This Summer, the BBC will celebrate 60 years of The Rolling Stones with a season of programming. The centrepiece is a  four-part series of films, My Life as a Rolling Stone, produced by Mercury Studios.

The series is directed by award-winning filmmakers, Oliver Murray (Bill Wyman, The Quiet One) and Clare Tavernor (Keith Richards: A Culture Show Special).

It tells the story by viewing the band through the musical lens of each member, delving into their personalities, passions and memories from the past 60 years. Four hour-long films, on Mick Jagger, Keith Richards, Ronnie Wood and Charlie Watts, show how these individual musical geniuses came together.

The films feature access to and newly-filmed interviews with the band members, and from a cast of artists who’ve loved and been inspired by the band, including P.P. Arnold, Chrissie Hynde, Slash, Rod Stewart, Tina Turner and Steven Tyler.

The series will include unseen footage and exclusive stories from Mick Jagger, Keith Richards and Ronnie Wood interwoven with new and archive interviews and performance. The story of Charlie Watts, who passed away in August 2021, will be told via tributes from his fellow band members and his musical peers and admirers along with archive interviews of Charlie.

Lorna Clarke, Controller, BBC Pop, says: “What better year for the BBC, in its centenary year, to pay tribute to and celebrate one of the world’s most significant rock groups, in their 60th anniversary year. The Rolling Stones have been ambassadors for great British rock ‘n’ roll for decades and are loved the world over, so I’m thrilled that the BBC is able to present this very special season of programming, including the world-exclusive TV series, to our audiences.”

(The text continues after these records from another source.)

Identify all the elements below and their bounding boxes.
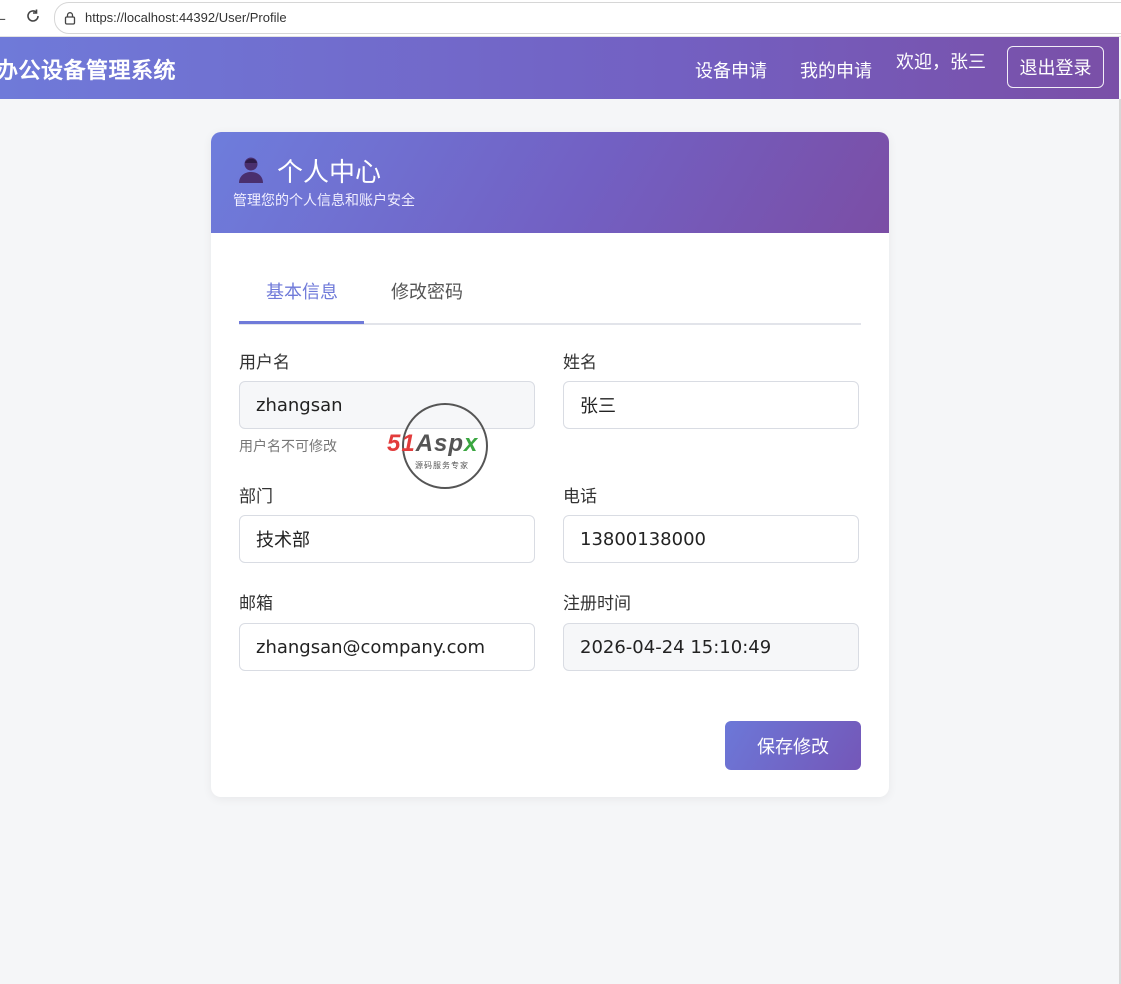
lock-icon [64,12,76,25]
department-field[interactable] [239,515,535,563]
nav-link-my-applications[interactable]: 我的申请 [800,57,872,83]
tab-basic-info[interactable]: 基本信息 [266,278,338,304]
browser-toolbar: – https://localhost:44392/User/Profile [0,0,1121,37]
address-bar[interactable]: https://localhost:44392/User/Profile [54,2,1121,34]
profile-card: 个人中心 管理您的个人信息和账户安全 基本信息 修改密码 用户名 用户名不可修改… [211,132,889,797]
watermark-logo: 51Aspx 源码服务专家 [385,402,515,494]
email-label: 邮箱 [239,594,273,614]
watermark-brand: 51Aspx [387,430,479,457]
logout-button[interactable]: 退出登录 [1007,46,1104,88]
tab-change-password[interactable]: 修改密码 [391,278,463,304]
page-subtitle: 管理您的个人信息和账户安全 [233,193,415,209]
save-button[interactable]: 保存修改 [725,721,861,770]
top-navbar: 办公设备管理系统 设备申请 我的申请 欢迎，张三 退出登录 [0,37,1119,99]
page-title: 个人中心 [277,158,382,188]
profile-tabs: 基本信息 修改密码 [239,266,861,325]
brand-title[interactable]: 办公设备管理系统 [0,53,176,85]
user-icon [239,157,263,183]
department-label: 部门 [239,487,273,507]
watermark-tagline: 源码服务专家 [415,461,469,470]
name-label: 姓名 [563,353,597,373]
profile-card-header: 个人中心 管理您的个人信息和账户安全 [211,132,889,233]
welcome-text: 欢迎，张三 [896,52,986,73]
name-field[interactable] [563,381,859,429]
username-hint: 用户名不可修改 [239,439,337,455]
username-label: 用户名 [239,353,290,373]
reload-icon[interactable] [24,7,42,25]
phone-field[interactable] [563,515,859,563]
nav-link-device-apply[interactable]: 设备申请 [695,57,767,83]
registered-time-label: 注册时间 [563,594,631,614]
email-field[interactable] [239,623,535,671]
back-arrow-icon[interactable]: – [0,9,6,28]
registered-time-field [563,623,859,671]
phone-label: 电话 [563,487,597,507]
active-tab-indicator [239,321,364,324]
url-text: https://localhost:44392/User/Profile [85,10,287,25]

Mercury Studios ceo, Alice Webb, says: “Every now and again, as filmmakers we get to work on extraordinary projects – this is one of those moments. We know their music, their swagger, their unrivalled stage presence – and through these beautiful, intimate films you’ll see the band in all their glory as we explore what makes them truly great. It’s been an honour to work with The Rolling Stones to shine a light on their incredible lives and careers – we can’t wait for audiences around the world to see them.”

Mercury Studios will distribute the films internationally.


The four films are:

Mick Jagger

Mick’s creative and commercial vision has been instrumental to The Rolling Stones’ success. He’s steered the band to incredible musical heights, striving to keep them unified through difficulties such fallouts, changing fashions and attitudes. Jagger’s continued fame at the heart of rock and roll is without parallel, and with fellow ‘Glimmer Twin’ Keith Richards he has written and produced many of the greatest rock anthems of all time. How on earth does he do it?

Keith Richards

This is a film about how important his unbridled passion has been to The Rolling Stones, and how the sheer power of playing live keeps them on the road. Keith’s uncompromising passion for the music he loves has driven the band to experiment with varying sounds and genres. And how important has his image of transgression and rebellion been to the legend of the Stones?

Ronnie Wood

Nobody represents fun – and what happens when it isn’t anymore – more than the irrepressible Ronnie Wood. As the godfather of a very British sound and style, he was the one who helped the band regain their mojo through hard times when they needed it most. But, looking back, did the excesses go too far?

Charlie Watts

Watts was a true musician to the core with a lifetime love of jazz, often cited by Mick and Keith as the rock and the glue that held the Stones together. For six decades he was the quiet force and swinging backbeat of the Stones and the least showy drummer in rock history. How did Charlie maintain his reputation as “the drummer’s drummer”, the unruffled mainstay and linchpin of the band, oblivious to the temptations of fame, but crucial to the band’s success?

In addition to the four-part BBC Two series, a curated collection of landmark concerts and documentaries will be available on BBC iPlayer this summer, including Crossfire Hurricane (2012), The Rolling Stones: Totally Stripped (original version 1995, re-versioned edition 2016)

This film is a newly revised version of the documentary that was originally made to coincide with the release of the Stones’ Stripped album, released in November 1995, telling the story of two studio sessions and three live shows that made up the Stripped project. The film follows the triumphant end of the Voodoo Lounge tour which found the band reimagining tracks from their back catalogue as acoustic, pared back versions, as well as cover versions.

BBC producer for Rolling With The Stones and executive producer for the content across all platforms is Mark Hagen.

The Rolling Stones: Totally Stripped is made by Mercury Studios; executive producers Geoff Kempin and Terry Shand.

Crossfire Hurricane is produced by Tremolo Productions and Milkwood Films for Mercury Studios and The Rolling Stones. Written and directed by Brett Morgen; executive producers Joyce Smyth, Jane Rose, Sherry Daly.